Bottled Berlin


Friday, 4 May

When I wrote about shopping in Berlin two weeks ago, how could I have neglected to mention the most German part of my routine?

Every few weeks—and really I wish it were more often—I make a trip to the Trinkhalle, a place solely devoted to the sale of beverages and their accessories (snack food, cigarettes, ice, barbecue products, party-ware). I go every time we run low on the lightly fizzed St Leonhards water we drink...

or the Volvic flat water we feed our espresso machine since my son William told us it's the only one that doesn't clog the innards with calcium. If we're having a party, I might stock up on some beer too.

I like going to the Trinkhalle because it brings together several pleasing features of life here. The Getränke Hoffmann closest to us, on the Dammweg, is in an old-fashioned part of former East Berlin. The buildings are low; the streets leafy, quiet and unassuming. Recently a fox crossed the road just in front of my car, stopped in the bushes on the other side and stared me down.

On the one hand the experience is quaint and quirky.
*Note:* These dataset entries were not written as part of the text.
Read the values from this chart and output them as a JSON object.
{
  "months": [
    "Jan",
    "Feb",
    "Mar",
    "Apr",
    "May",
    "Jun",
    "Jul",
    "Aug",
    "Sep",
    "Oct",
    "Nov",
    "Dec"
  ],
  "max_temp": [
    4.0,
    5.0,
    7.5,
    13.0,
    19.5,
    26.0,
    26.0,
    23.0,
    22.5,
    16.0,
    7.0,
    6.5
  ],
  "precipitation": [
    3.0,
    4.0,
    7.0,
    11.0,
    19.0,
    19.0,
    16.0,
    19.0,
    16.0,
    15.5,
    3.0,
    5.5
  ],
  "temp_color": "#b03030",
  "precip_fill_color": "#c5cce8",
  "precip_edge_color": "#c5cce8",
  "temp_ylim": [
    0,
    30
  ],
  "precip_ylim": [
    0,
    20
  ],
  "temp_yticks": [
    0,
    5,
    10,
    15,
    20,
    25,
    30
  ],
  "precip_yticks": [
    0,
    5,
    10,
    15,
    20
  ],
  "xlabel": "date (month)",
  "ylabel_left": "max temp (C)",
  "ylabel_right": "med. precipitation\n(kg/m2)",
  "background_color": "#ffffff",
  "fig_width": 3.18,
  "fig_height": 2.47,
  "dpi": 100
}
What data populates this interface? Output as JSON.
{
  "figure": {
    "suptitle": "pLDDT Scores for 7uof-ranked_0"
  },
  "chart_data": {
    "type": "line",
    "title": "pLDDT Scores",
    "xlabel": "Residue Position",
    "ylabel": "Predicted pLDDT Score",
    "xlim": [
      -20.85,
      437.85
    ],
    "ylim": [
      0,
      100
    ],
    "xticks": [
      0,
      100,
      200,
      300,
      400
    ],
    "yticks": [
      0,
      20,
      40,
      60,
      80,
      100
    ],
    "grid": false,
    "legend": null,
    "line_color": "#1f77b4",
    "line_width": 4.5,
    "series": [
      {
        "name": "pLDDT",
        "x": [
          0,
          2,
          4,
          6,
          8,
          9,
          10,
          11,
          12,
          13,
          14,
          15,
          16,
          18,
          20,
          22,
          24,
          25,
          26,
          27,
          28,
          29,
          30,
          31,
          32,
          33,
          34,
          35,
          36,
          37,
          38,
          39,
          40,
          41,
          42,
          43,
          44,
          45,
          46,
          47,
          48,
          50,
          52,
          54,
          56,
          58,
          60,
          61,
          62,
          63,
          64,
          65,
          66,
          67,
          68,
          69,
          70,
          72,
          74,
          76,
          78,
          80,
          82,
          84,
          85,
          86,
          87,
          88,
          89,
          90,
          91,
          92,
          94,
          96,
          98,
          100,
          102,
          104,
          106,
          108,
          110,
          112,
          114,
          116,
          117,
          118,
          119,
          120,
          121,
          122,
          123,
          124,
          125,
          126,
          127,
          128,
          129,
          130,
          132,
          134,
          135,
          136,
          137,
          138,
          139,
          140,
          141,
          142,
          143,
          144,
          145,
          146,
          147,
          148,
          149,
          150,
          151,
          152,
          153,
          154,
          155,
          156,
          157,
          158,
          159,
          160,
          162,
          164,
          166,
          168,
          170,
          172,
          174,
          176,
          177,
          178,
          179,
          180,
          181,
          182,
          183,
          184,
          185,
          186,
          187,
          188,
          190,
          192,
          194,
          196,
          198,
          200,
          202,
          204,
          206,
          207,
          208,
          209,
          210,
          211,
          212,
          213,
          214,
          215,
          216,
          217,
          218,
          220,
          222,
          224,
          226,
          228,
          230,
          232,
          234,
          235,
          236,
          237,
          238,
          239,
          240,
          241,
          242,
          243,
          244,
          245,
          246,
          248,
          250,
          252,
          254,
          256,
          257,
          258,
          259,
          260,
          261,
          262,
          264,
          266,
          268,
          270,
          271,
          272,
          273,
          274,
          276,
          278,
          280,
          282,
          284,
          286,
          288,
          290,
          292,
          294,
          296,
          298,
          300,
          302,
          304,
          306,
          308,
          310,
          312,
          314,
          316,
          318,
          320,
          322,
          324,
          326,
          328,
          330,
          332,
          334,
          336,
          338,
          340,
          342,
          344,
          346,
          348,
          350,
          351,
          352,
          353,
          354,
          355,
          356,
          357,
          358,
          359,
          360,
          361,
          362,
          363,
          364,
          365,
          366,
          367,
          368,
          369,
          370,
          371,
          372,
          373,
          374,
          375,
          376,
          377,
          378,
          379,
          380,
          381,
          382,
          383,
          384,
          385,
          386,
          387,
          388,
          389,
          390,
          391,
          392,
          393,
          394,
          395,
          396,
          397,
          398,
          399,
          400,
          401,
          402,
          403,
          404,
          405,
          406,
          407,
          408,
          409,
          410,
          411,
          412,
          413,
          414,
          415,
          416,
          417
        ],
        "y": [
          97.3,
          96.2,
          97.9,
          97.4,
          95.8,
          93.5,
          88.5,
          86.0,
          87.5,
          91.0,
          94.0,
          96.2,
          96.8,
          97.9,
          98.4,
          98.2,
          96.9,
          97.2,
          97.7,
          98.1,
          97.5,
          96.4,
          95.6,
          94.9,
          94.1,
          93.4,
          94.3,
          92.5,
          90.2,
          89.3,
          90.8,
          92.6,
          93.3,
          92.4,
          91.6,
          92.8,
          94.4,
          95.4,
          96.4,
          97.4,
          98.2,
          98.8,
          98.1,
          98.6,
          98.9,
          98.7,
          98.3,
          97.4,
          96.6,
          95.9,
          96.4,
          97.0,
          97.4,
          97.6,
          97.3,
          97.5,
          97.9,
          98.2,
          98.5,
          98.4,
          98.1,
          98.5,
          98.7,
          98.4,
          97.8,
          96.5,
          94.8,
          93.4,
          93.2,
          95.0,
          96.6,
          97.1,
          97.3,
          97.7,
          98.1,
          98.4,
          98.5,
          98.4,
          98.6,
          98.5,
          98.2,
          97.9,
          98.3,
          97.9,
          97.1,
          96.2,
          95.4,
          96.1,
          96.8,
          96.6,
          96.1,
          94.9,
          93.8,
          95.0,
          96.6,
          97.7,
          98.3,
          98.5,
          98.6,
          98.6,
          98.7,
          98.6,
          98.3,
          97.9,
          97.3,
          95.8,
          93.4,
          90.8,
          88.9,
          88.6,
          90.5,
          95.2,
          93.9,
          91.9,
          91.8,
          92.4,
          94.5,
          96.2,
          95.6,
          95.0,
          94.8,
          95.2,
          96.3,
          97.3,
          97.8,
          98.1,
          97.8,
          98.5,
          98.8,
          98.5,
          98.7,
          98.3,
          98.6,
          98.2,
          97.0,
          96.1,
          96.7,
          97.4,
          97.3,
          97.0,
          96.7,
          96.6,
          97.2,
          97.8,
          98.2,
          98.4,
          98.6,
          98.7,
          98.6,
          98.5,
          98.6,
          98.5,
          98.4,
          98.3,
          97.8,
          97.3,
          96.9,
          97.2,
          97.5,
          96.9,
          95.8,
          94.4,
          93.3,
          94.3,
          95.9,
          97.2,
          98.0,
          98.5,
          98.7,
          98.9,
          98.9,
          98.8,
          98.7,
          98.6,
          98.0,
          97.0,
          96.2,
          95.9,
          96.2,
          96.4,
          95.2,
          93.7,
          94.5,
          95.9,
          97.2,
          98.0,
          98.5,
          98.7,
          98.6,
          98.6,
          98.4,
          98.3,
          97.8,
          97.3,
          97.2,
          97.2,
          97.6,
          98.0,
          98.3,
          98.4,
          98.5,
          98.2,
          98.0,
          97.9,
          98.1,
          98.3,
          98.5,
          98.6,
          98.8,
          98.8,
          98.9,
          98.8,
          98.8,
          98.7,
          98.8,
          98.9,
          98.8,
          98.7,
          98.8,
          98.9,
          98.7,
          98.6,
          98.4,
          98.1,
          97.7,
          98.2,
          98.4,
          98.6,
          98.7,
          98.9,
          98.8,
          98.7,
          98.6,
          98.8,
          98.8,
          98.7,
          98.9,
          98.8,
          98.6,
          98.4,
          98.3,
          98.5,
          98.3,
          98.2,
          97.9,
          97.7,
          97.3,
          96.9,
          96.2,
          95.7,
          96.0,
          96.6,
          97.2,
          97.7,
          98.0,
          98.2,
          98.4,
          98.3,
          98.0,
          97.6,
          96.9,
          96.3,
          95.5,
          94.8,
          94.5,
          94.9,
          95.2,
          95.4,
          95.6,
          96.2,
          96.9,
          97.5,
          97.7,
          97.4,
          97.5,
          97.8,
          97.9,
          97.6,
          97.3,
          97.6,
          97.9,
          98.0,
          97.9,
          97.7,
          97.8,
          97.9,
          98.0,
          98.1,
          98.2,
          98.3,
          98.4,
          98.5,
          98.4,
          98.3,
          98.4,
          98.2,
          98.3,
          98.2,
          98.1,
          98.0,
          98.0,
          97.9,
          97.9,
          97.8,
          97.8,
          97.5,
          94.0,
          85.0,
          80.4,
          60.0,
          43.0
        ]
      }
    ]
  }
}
Upon entry, your empty cases and bottles (preferably with their tops) are counted and set aside. Plastic bottles are also counted, then tossed with other plastic bottles. Accordingly you are given a chit of paper with the total of your Pfänder (deposits) that will be deducted from your bill when you come back round the other side with refilled cases.

On the other hand the Getränke Hoffmann is contemporary: large-scale recycling, taken seriously. As their web site proudly declares, 92% of their business is in "eco-friendly reusables".
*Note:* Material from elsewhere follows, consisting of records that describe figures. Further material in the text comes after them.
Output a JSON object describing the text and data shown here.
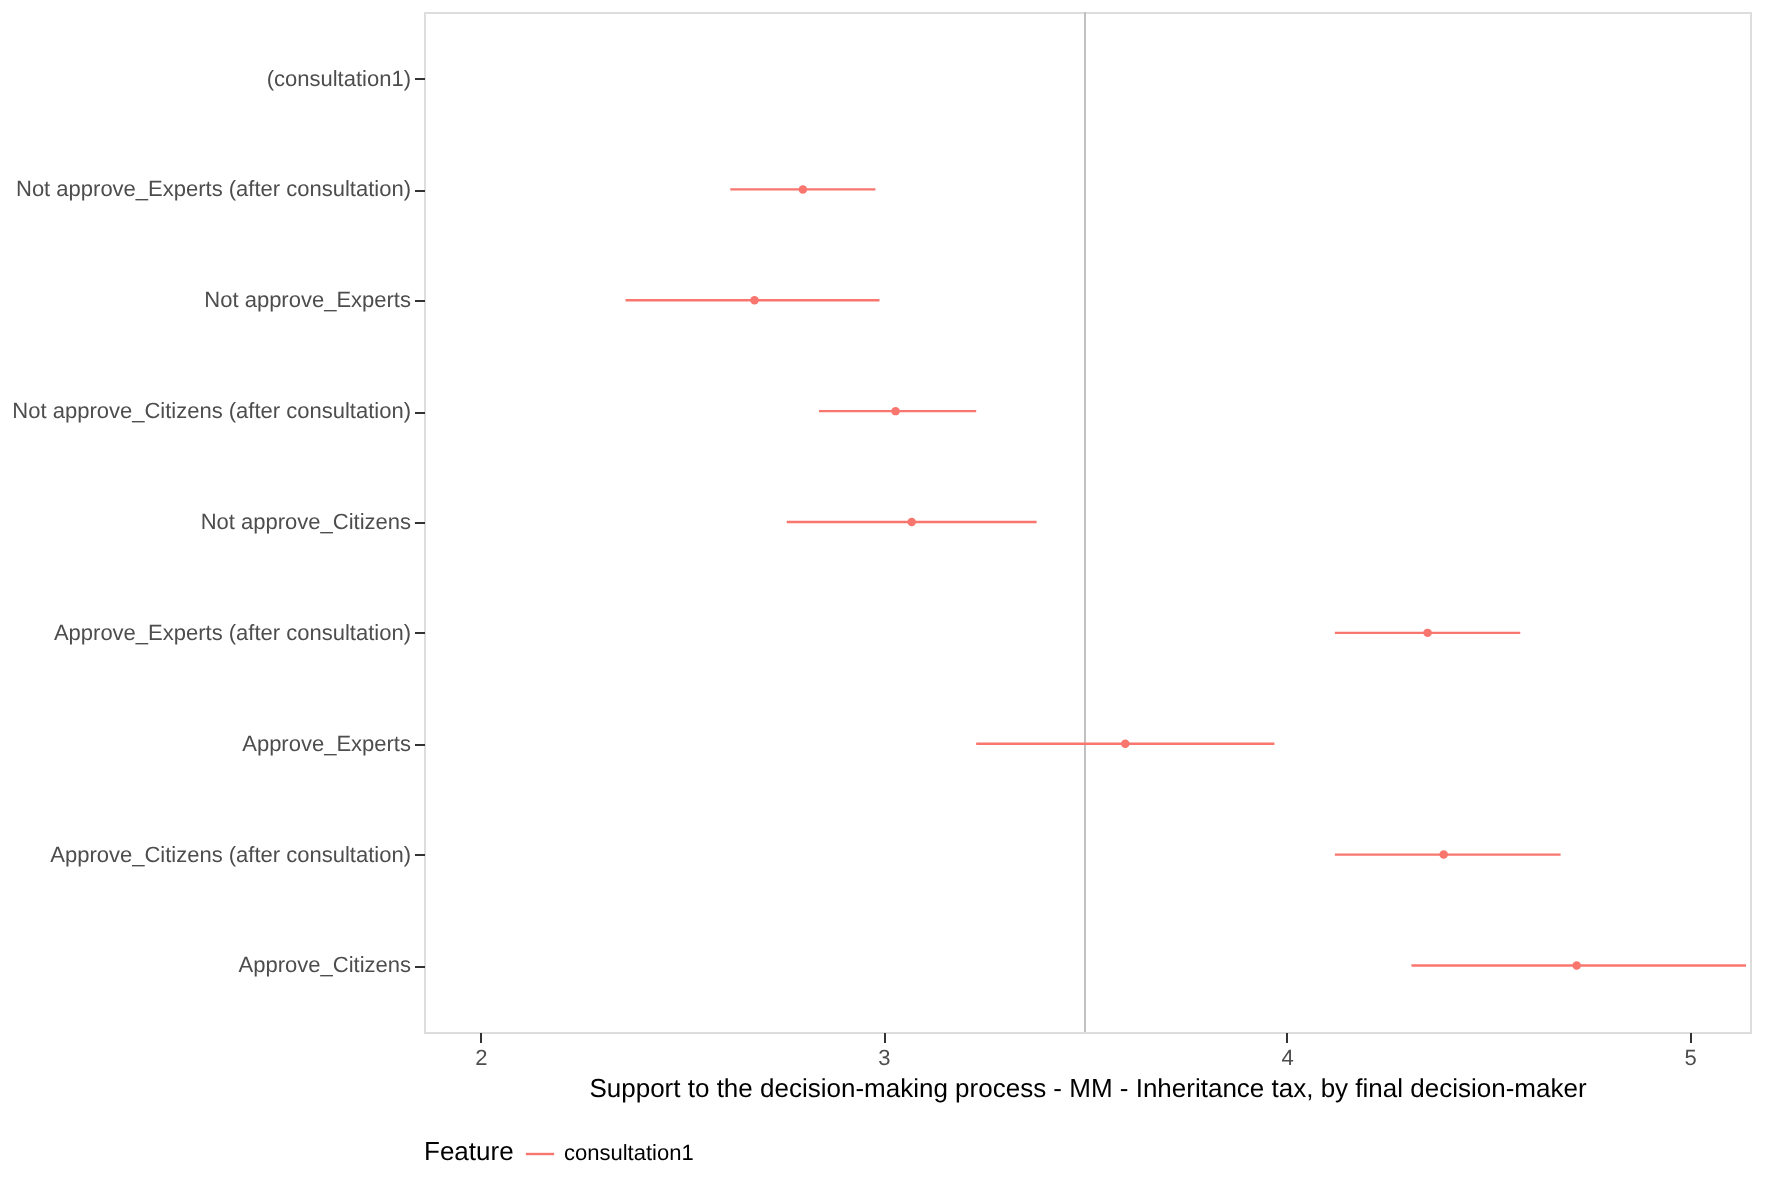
{
  "chart_data": {
    "type": "scatter",
    "orientation": "horizontal",
    "categories": [
      "(consultation1)",
      "Not approve_Experts (after consultation)",
      "Not approve_Experts",
      "Not approve_Citizens (after consultation)",
      "Not approve_Citizens",
      "Approve_Experts (after consultation)",
      "Approve_Experts",
      "Approve_Citizens (after consultation)",
      "Approve_Citizens"
    ],
    "series": [
      {
        "name": "consultation1",
        "color": "#f8766d",
        "values": [
          null,
          2.8,
          2.68,
          3.03,
          3.07,
          4.35,
          3.6,
          4.39,
          4.72
        ],
        "errors": [
          null,
          [
            2.62,
            2.98
          ],
          [
            2.36,
            2.99
          ],
          [
            2.84,
            3.23
          ],
          [
            2.76,
            3.38
          ],
          [
            4.12,
            4.58
          ],
          [
            3.23,
            3.97
          ],
          [
            4.12,
            4.68
          ],
          [
            4.31,
            5.14
          ]
        ]
      }
    ],
    "xlabel": "Support to the decision-making process - MM - Inheritance tax, by final decision-maker",
    "legend_title": "Feature",
    "legend": "bottom",
    "marker": "circle",
    "grid": false,
    "xlim": [
      1.86,
      5.15
    ],
    "xticks": [
      2,
      3,
      4,
      5
    ],
    "ref_lines": [
      {
        "axis": "x",
        "value": 3.5,
        "color": "#c0c0c0"
      }
    ]
  }
}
The bottle culture here approaches a mania. People buy case-loads not just at Trinkhalle but also at supermarkets and Spätkaufs, corner shops that stay open late. The Pfand system applies universally.

Every supermarket has machines to process the deposit returns and there are often serious traffic jams.

"This is taking forever. I'm going to be late."

As for non-refundable glass, such as wine bottles or jam jars, there are rows of containers on the street where one must separate into white, green and brown, though where to throw greenish-brown wine bottles still flummoxes me.

While I may be buying mostly water at Getränke Hoffmann, other Berliners are more likely to be buying beer. I am not surprised to also learn from the web site that in their 314 stores, the majority in Berlin and the surrounding Brandenburg, they sell more beer than any other type of beverage: 150 million bottles from 400 brands a year, versus 120 million non-alcoholic drinks. And I'm pretty sure the real raison d'être for the Spätkaufs is not so people can buy a bottle of water and a bag of chips late evening but so they can stay supplied with beer into the wee hours.

Because beer is drunk at every hour of the day and night, all over the place, in Berlin. And it's almost always out of a bottle.

A quick one at mid-day

Late afternoon at the foot of a former watchtower between east and west Berlin

Still going at 8.30 in the morning on the S-Bahn

The problem with all this public drinking is that many of these bottles, despite the deposit that has been paid, are not returned. Empties litter the landscape, in all seasons.

Spring-time in the Plänterwald

Winter in Treptower Park

And because all that drinking leads to drunkenness, there's broken glass überall too. It's in fact a plague on the city. Certainly in our neighbourhood you'd be wise to keep your nose to the ground.

As for cycling, the streets and bike paths are a-glint with the stuff.

Bike path, Puschkinallee

Without the extra-thick rubber tires available in Berlin I'd be repairing a puncture a week.

The situation would be much worse, if it weren't for a thriving sub-economy. Collectors, often homeless people, abound. I have seen groups of picnickers happily handing over their empties to men making the rounds. And mornings in the park I often see bottle gatherers with laden with bags...

or sleeping next to shopping carts.

Last night's harvest

For better or for worse, Berlin and bottles go hand in hand.